Head over to the CloudFront dashboard and click “Create Distribution” then “Get Started” under the “Web” distribution type.

You’ll be prompted to select the Origin Domain Name. If you click the field it will list your available S3 buckets.❗ Don’t do this. This is another trap that I fell into. Because you’ve configured the bucket to be a static website host, S3 provides you with another URL. This is the URL you’ve probably used to point your custom domain name to your S3 website.

S3 Bucket URL

To find your S3 static website host URL, go to your website’s bucket in the S3 dashboard then click the properties tab, then the “Static website hosting” box.

If you just use the standard S3 URL suggested for you, your settings for “Index document” and “Error document” and others won’t be honored.

Distribution settings

Back in the CloudFront dashboard, you can leave the other settings for origin and caching as-is or set them up to your liking (I personally like to redirect non HTTP to HTTPS using “Viewer Protocol Policy”).

The most important distribution settings in particular are the SSL certificate and the SSL Client Support settings. Choose the “Custom SSL Certificate” option, then you should be able to choose the certificate manager certificate you created previously.

Distribution Settings

Be sure to choose the Only Clients That Support Server Name Indication (SNI) option. This is the free one. You can read more about SNI and its limitations, but essentially older clients (Internet Explorer on XP, Android 2.3 for example) won’t work.

When the alternative costs $600/mo for a dedicated IP address, I think I can live with those clients not viewing my website. If you run a mission critical operation or one with paying customers, you’re probably reading the wrong blog post!

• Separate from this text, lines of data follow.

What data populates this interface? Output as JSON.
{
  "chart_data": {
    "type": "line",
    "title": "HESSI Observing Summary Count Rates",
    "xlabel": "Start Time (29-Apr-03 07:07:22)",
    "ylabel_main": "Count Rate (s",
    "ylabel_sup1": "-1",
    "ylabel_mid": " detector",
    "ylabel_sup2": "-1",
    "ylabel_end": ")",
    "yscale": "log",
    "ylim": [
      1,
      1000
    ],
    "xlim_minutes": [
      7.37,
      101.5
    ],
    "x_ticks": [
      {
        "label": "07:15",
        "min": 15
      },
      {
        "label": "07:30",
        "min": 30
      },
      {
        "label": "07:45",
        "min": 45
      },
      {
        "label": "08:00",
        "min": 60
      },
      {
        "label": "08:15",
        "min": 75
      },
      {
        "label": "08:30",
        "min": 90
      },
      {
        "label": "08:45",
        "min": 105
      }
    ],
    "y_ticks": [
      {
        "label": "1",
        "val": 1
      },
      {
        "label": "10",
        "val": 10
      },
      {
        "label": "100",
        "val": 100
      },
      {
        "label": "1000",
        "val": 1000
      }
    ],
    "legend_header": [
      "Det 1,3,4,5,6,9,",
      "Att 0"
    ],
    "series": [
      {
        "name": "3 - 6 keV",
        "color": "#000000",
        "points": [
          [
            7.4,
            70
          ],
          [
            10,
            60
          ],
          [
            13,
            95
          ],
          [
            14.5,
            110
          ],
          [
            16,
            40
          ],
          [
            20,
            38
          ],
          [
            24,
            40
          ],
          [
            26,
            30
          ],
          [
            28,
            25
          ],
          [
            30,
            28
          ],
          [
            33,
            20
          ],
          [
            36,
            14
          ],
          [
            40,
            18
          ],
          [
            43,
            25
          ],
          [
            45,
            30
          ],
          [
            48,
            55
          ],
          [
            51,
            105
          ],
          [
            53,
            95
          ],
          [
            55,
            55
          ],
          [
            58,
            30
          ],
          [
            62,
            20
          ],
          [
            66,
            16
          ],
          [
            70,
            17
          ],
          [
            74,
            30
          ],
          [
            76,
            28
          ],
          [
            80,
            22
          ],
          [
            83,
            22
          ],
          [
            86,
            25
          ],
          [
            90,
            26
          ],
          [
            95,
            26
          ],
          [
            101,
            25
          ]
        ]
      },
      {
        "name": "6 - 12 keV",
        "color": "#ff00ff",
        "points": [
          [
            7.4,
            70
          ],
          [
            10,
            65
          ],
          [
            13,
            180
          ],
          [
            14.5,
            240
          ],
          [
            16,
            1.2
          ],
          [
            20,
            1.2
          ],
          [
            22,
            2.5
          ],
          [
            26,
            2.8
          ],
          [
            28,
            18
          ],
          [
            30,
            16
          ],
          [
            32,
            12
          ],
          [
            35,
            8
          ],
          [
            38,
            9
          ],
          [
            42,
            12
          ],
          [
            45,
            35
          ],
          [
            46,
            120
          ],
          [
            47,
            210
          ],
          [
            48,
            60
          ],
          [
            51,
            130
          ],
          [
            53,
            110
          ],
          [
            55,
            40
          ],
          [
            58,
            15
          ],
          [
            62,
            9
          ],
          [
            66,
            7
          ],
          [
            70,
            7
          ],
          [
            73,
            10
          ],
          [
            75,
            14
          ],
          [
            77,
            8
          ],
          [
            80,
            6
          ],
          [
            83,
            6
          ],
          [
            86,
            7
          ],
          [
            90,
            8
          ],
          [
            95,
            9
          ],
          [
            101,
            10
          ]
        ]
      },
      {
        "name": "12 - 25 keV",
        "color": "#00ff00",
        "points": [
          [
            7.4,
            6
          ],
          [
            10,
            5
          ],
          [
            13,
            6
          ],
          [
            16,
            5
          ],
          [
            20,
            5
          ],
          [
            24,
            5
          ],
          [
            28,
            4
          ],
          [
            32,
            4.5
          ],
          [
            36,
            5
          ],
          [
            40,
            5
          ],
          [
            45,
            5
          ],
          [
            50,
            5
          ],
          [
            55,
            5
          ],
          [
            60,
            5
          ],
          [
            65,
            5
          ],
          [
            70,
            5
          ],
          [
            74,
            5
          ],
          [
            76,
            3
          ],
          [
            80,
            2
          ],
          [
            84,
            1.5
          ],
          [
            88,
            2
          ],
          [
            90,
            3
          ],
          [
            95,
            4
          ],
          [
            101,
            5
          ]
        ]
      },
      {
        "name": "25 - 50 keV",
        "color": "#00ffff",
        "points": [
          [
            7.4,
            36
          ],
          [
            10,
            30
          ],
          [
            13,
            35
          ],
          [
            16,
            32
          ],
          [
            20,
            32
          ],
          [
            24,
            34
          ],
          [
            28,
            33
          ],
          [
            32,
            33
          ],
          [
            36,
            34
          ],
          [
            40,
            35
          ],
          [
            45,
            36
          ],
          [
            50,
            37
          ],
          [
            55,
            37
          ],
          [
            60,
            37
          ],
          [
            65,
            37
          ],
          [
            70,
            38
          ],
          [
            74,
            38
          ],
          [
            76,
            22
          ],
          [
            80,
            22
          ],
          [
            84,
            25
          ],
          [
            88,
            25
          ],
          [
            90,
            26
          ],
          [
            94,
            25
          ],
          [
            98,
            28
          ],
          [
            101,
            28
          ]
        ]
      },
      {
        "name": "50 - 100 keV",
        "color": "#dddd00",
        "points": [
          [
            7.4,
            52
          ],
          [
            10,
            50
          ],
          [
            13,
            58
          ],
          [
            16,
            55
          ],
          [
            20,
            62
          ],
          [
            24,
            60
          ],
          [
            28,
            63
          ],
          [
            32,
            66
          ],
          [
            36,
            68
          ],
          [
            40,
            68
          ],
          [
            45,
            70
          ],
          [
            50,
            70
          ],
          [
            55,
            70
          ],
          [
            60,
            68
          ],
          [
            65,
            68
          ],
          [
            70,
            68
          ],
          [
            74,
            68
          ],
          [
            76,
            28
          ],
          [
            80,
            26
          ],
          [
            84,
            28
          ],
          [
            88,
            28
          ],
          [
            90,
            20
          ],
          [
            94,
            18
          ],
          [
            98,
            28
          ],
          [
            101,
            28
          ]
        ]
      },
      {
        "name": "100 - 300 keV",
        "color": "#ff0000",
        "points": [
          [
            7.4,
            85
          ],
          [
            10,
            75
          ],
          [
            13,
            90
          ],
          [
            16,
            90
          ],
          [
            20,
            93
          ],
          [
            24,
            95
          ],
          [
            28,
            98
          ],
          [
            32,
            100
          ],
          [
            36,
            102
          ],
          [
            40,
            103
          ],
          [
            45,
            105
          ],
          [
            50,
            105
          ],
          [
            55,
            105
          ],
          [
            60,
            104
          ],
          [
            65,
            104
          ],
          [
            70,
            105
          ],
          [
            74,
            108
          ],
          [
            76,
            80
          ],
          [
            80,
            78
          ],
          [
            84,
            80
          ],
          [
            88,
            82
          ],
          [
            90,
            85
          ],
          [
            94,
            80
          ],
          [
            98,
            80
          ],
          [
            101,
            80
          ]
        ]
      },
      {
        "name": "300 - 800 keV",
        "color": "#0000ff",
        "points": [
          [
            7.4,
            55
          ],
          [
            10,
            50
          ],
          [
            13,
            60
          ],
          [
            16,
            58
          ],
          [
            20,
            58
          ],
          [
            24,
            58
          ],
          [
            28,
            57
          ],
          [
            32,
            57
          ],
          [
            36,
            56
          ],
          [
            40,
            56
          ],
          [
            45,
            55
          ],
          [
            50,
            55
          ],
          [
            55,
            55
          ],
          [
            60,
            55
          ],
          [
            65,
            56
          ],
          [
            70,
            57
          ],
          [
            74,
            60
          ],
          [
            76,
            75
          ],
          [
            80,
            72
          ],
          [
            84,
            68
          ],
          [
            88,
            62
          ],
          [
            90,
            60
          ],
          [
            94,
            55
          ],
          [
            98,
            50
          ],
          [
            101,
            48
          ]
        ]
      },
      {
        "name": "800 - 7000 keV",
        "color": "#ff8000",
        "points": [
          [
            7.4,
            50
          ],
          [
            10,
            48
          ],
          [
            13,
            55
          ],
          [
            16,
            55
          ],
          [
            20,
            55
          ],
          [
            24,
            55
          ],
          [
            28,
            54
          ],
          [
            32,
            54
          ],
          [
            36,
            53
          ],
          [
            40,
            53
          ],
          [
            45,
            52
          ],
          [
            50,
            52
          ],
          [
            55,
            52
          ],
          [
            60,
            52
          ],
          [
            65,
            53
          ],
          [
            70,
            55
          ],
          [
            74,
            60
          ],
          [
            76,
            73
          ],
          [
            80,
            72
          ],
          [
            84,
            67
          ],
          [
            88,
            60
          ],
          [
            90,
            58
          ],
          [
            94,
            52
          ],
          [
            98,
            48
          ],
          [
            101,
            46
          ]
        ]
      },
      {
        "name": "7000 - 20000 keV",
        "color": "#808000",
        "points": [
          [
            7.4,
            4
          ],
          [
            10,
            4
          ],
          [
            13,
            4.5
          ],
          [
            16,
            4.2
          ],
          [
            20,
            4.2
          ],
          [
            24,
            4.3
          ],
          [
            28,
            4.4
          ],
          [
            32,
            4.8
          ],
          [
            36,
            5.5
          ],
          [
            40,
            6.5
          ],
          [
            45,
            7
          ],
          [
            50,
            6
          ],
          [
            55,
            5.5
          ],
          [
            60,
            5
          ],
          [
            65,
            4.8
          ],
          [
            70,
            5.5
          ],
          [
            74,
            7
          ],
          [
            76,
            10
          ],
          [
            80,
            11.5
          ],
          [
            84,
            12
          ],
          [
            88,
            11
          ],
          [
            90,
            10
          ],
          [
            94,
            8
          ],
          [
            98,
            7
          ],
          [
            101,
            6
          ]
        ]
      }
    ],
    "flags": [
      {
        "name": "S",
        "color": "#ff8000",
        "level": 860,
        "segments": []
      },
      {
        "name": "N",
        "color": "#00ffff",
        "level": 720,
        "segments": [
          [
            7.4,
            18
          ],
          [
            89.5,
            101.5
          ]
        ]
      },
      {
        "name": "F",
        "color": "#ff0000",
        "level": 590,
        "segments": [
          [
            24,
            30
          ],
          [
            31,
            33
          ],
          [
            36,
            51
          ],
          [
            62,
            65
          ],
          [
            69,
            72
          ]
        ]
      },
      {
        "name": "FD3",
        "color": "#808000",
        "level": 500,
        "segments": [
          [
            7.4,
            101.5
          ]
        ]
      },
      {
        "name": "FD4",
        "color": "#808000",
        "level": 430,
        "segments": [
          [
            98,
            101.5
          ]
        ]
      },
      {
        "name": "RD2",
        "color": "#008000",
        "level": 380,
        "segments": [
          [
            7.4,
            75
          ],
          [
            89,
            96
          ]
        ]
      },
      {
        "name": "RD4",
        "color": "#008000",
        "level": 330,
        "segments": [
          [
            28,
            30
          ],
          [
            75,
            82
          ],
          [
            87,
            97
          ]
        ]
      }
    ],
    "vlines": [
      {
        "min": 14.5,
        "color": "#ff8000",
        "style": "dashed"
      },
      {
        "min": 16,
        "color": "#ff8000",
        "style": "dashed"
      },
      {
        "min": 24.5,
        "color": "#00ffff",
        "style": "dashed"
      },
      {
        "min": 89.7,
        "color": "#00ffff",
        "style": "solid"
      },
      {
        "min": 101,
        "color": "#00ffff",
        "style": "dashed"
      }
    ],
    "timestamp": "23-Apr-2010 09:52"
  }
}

Review your settings and click “Create Distribution”. After a few minutes your distribution will be ready to use. However, you should already see the domain name assigned to you. It will look something like this: dln7ue9x0nvom.cloudfront.net

Pointing your Domain to CloudFront

The final step is to point your custom domain name to the CloudFront distribution URL. The way I do this is by using an ALIAS record on my domain, swapping out the S3 static website URL for the CloudFront distribution URL:

Distribution Settings


I’ve been wanting to try Amazon Certificate Manager for a while now and I’m glad I got around to doing so. I was pleasantly surprised with how easy it was to setup and get an SSL certificate issued. I didn’t touch a single openssl command and not a single certificate signing request was harmed in the making of this blog post. Feels like a win.